An Empirical Evaluation of Pre-trained Large Language Models for Repairing Declarative Formal Specifications

April 17, 2024 · Declared Dead · 🏛 Empirical Software Engineering

"No code URL or promise found in abstract"

Evidence collected by the PWNC Scanner

Authors Mohannad Alhanahnah, Md Rashedul Hasan, Lisong Xu, Hamid Bagheri arXiv ID 2404.11050 Category cs.SE: Software Engineering Citations 14 Venue Empirical Software Engineering Last Checked 4 months ago

Abstract

Automatic Program Repair (APR) has garnered significant attention as a practical research domain focused on automatically fixing bugs in programs. While existing APR techniques primarily target imperative programming languages like C and Java, there is a growing need for effective solutions applicable to declarative software specification languages. This paper systematically investigates the capacity of Large Language Models (LLMs) to repair declarative specifications in Alloy, a declarative formal language used for software specification. We designed 12 different repair settings, encompassing single-agent and dual-agent paradigms, utilizing various LLMs. These configurations also incorporate different levels of feedback, including an auto-prompting mechanism for generating prompts autonomously using LLMs. Our study reveals that dual-agent with auto-prompting setup outperforms the other settings, albeit with a marginal increase in the number of iterations and token usage.

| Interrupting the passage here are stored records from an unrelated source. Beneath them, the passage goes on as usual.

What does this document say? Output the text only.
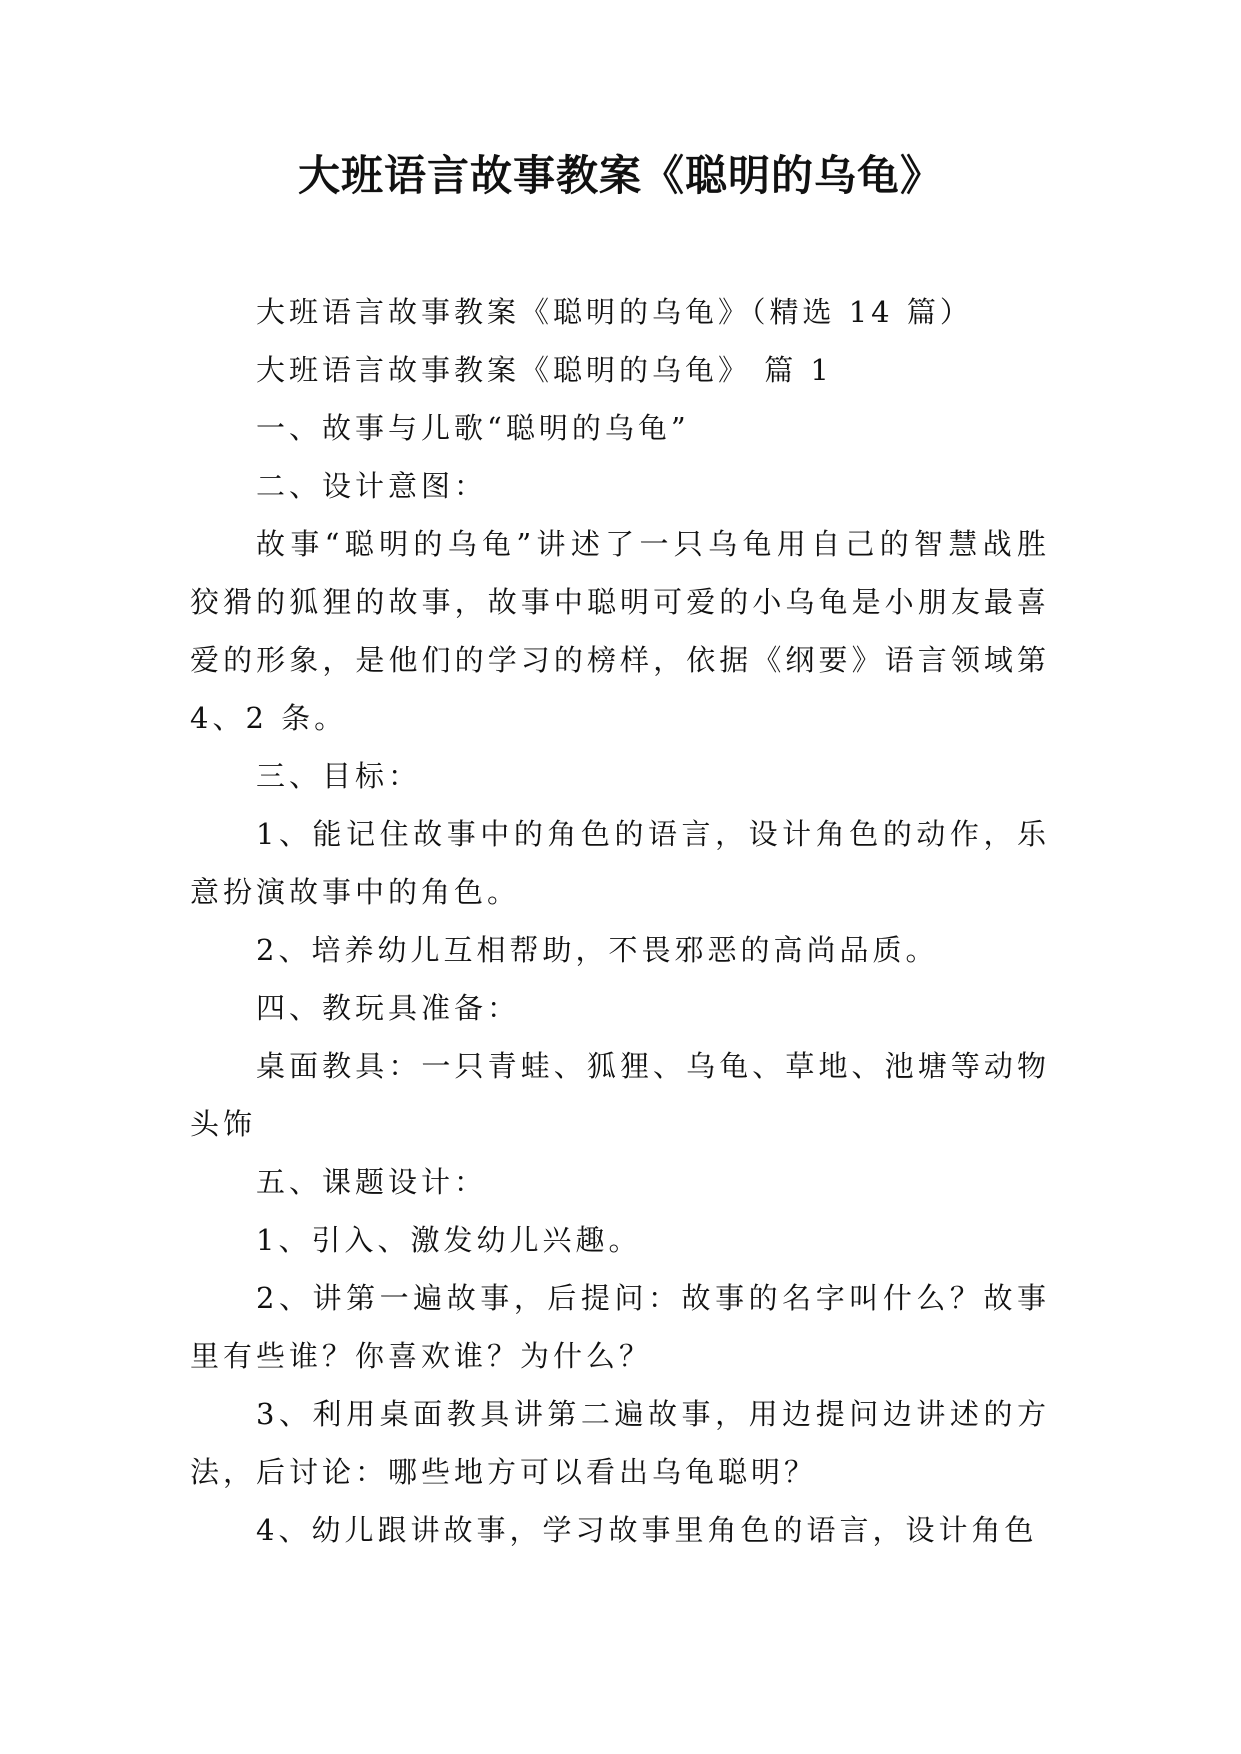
大班语言故事教案《聪明的乌龟》

大班语言故事教案《聪明的乌龟》（精选 14 篇）

大班语言故事教案《聪明的乌龟》 篇 1

一、故事与儿歌“聪明的乌龟”

二、设计意图：

故事“聪明的乌龟”讲述了一只乌龟用自己的智慧战胜狡猾的狐狸的故事，故事中聪明可爱的小乌龟是小朋友最喜爱的形象，是他们的学习的榜样，依据《纲要》语言领域第 4、2 条。

三、目标：

1、能记住故事中的角色的语言，设计角色的动作，乐意扮演故事中的角色。

2、培养幼儿互相帮助，不畏邪恶的高尚品质。

四、教玩具准备：

桌面教具：一只青蛙、狐狸、乌龟、草地、池塘等动物头饰

五、课题设计：

1、引入、激发幼儿兴趣。

2、讲第一遍故事，后提问：故事的名字叫什么？故事里有些谁？你喜欢谁？为什么？

3、利用桌面教具讲第二遍故事，用边提问边讲述的方法，后讨论：哪些地方可以看出乌龟聪明？

4、幼儿跟讲故事，学习故事里角色的语言，设计角色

This dual-agent setup demonstrated superior effectiveness compared to state-of-the-art Alloy APR techniques when evaluated on a comprehensive set of benchmarks. This work is the first to empirically evaluate LLM capabilities to repair declarative specifications, while taking into account recent trending LLM concepts such as LLM-based agents, feedback, auto-prompting, and tools, thus paving the way for future agent-based techniques in software engineering.